Updated: June 02, 2020 10:22 PM
Created: June 02, 2020 08:29 PM
KSTP sat down for a one-on-one question and answer session with Professor Mark Osler of the University of St. Thomas. Osler is a former federal prosecutor whose areas of study are criminal law, clemency and sentencing guidelines among others.
Q: The Governor is calling for a civil rights investigation into the Minneapolis Police Department, what's your reaction?
Osler: Yeah I think it's a great development, because one thing that everyone who watches that video thinks is where did that come from? Where did an officer come to think this was acceptable behavior? And that leads us to the culture of the Minneapolis Police Department. So in terms of digging into that, this is a good development.
Q: Demonstrators have been asking for permanent change in the justice system. How is that going to happen?
Osler: Yeah it's a tough thing. I mean you know, there was a federal mediation agreement between the federal government and the Minneapolis Police Department back in 2003. And of course, we've had commissions and boards and studies since then and still we are where we are. I think that protestors are right in their frustration. And what is needed here is something that's gonna go beyond what we've had before. That looks at training and deeply at hiring and residency; you know where do these officers live in the community that they work?

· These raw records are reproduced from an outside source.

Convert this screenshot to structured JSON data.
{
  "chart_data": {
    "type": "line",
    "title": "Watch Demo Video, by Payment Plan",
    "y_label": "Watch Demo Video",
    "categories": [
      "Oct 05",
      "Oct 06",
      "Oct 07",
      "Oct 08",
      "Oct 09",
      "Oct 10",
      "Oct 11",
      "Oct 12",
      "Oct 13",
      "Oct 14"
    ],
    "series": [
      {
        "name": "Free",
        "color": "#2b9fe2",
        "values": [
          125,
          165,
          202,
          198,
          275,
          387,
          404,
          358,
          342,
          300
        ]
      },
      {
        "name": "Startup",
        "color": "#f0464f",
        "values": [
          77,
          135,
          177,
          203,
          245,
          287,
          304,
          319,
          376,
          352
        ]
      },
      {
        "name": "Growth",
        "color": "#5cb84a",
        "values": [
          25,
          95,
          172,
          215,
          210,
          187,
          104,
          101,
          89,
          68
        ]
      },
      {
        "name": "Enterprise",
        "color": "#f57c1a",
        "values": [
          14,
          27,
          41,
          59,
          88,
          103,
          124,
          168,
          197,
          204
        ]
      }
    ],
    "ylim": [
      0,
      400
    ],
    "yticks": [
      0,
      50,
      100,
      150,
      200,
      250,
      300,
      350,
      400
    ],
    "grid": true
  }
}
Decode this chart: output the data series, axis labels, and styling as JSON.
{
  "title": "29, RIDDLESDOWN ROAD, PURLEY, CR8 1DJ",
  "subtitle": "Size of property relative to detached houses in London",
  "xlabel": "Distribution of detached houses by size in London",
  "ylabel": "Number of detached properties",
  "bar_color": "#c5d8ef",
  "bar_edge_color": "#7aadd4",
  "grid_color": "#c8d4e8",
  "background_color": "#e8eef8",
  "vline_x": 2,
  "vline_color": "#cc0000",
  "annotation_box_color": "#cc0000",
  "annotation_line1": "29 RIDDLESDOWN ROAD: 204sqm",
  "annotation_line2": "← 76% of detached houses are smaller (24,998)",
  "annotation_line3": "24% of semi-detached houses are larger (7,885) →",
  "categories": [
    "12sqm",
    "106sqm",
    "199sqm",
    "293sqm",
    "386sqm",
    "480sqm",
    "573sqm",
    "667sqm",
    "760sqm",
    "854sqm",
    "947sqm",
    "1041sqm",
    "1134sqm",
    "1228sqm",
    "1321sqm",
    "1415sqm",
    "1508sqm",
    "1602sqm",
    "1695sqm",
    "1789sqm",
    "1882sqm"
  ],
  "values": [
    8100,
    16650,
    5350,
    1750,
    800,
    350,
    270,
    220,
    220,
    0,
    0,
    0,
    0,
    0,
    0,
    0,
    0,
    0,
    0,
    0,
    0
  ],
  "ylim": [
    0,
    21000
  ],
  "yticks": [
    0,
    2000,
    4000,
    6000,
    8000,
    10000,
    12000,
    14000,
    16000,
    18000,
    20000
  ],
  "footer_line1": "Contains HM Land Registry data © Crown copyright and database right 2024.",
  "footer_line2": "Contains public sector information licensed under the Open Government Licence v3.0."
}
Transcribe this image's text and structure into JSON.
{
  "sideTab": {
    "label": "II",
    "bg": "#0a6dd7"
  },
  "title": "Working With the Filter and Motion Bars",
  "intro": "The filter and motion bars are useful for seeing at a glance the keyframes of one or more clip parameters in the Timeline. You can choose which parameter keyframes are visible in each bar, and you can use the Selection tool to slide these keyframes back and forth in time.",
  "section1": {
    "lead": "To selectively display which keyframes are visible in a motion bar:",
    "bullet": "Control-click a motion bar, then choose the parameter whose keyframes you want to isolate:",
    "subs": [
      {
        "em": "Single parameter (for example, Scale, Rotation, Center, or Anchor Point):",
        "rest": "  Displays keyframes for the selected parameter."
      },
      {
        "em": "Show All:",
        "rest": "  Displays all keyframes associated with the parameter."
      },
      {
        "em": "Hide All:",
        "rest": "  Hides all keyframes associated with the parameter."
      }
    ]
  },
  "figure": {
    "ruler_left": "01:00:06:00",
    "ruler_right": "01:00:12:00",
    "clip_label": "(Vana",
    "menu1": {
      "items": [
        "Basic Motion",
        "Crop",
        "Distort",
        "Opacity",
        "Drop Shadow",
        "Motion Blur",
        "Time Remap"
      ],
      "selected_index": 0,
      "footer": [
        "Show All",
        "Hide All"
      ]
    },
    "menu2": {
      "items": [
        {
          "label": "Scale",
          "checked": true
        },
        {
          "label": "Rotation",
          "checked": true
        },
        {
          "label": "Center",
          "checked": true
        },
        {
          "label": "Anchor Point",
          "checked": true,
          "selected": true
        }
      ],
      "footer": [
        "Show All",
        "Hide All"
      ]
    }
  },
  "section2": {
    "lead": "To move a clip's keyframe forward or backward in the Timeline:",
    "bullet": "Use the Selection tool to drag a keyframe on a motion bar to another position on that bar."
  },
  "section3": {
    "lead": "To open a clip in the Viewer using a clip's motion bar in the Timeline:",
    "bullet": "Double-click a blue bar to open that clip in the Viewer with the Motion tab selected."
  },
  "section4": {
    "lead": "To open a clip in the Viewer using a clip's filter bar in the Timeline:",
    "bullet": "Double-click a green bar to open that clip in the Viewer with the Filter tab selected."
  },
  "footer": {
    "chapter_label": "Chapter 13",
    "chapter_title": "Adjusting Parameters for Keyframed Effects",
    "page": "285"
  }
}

And they're gonna have to bust through some barriers to do that.
Q: How will state lawmakers be involved in this?
Osler: Well immediately they won't be. The Human Rights Department will investigate and they have the ability to subpoena documents. Once their report is put together, lawmakers and the public will get involved.
Q: How do we avoid this becoming a political dog and pony show and get real change?
Osler: Yeah, one of the big challenges, whenever you're talking about reform, is who is going to claim it? Who is going to oppose it? And we're in a highly politicized era. But it's important to note something that is unusual about this place in time. And that is across this country criminal law reform has become a bipartisan issue. There are opportunities to cut across lines even locally...some of that comes from the power of that video.
Q: Is what we've seen in the past eight days since we've seen that video part of creating change?
Osler: Of course it is! You know we can't ignore the context under which this investigation is happening. You can read the protests and the actions in a number of different ways. But one thing that's inescapable about what we've seen on the streets is that people care deeply about this, it is something that matters that is not going to go away. And it has to be addressed in a substantive way.
Q: How fast will a civil rights investigation move forward?
Osler: Well it probably won't work as quickly as the criminal justice system has in, at least in charging Derek Chauvin. Because it's going to take awhile. They have to subpoena documents and as I mentioned before they're going to have to break through some significant barriers. If what they really want to get at is understanding the culture; who gets hired, how they are treated; not just how they're trained, but what they say in the locker room, they're going to have to dig pretty deeply and that doesn't happen quickly. We're not talking about a couple weeks. It's gonna take some time to do it right.
Q: MPD has a pretty strong union, what role will they play?
Osler: The union doesn't have a, you know, they're not a party, directly to this charge. However, the role of the union has been a big part of the culture. And it's been a controversial part of the culture. And I certainly expect that that's part of what's going to be dealt with in this report. And if it's not part of what's dealt with in this report, then it's going to be the subject to criticism, and it should be.
Q: Do you have concerns about the speed of the investigation?
Osler: In terms of the speed with which this has gone The one thing we have seen happen unusually quickly to a conclusion is the charge against Derek Chauvin. That's really the one thing that's happened that we can really look at. And that was justified I think to do that quickly. Because we didn't have the issue we usually do in these situations where there's a question of self-defense. The video makes it clear this was not an action where self-defense was in play. At the moment, the last several minutes really leading up to the death. The other things; the potential charges against the other officers? Obviously they're still under consideration. With this investigation, it's gonna take some time. I expect that those things will work more quickly than they usually do because more resources are going to be thrown at them than we usually see. And that's appropriate, given how important this is.
Q: Can you explain to Joe and Jane and those at home watching, what is happening right now in Minnesota?
Osler: You know what's happening right now in Minnesota is we're having to look at something that's been hidden for a long time. That for a lot of us who are white we're having to see something that black people have had to deal with at several levels. It's uncomfortable, it's hard, but it's essential because, you know, we can't address it unless we see it. And if we don't address it we're going to be back in this same place and it's going to be bad for all of us.
Osler: Lastly, I think it's important to recognize that in all of this it's a moral issue. And the discussion of this is going to operate at several levels. And I hope that we don't lose sight as we talk about the legalisms of what's right and wrong. That whether people are convicted or not, what do we teach our kids about this? How do we talk to one another? That's the culture that we're developing in this place and hopefully changing in this place. And that's equally important.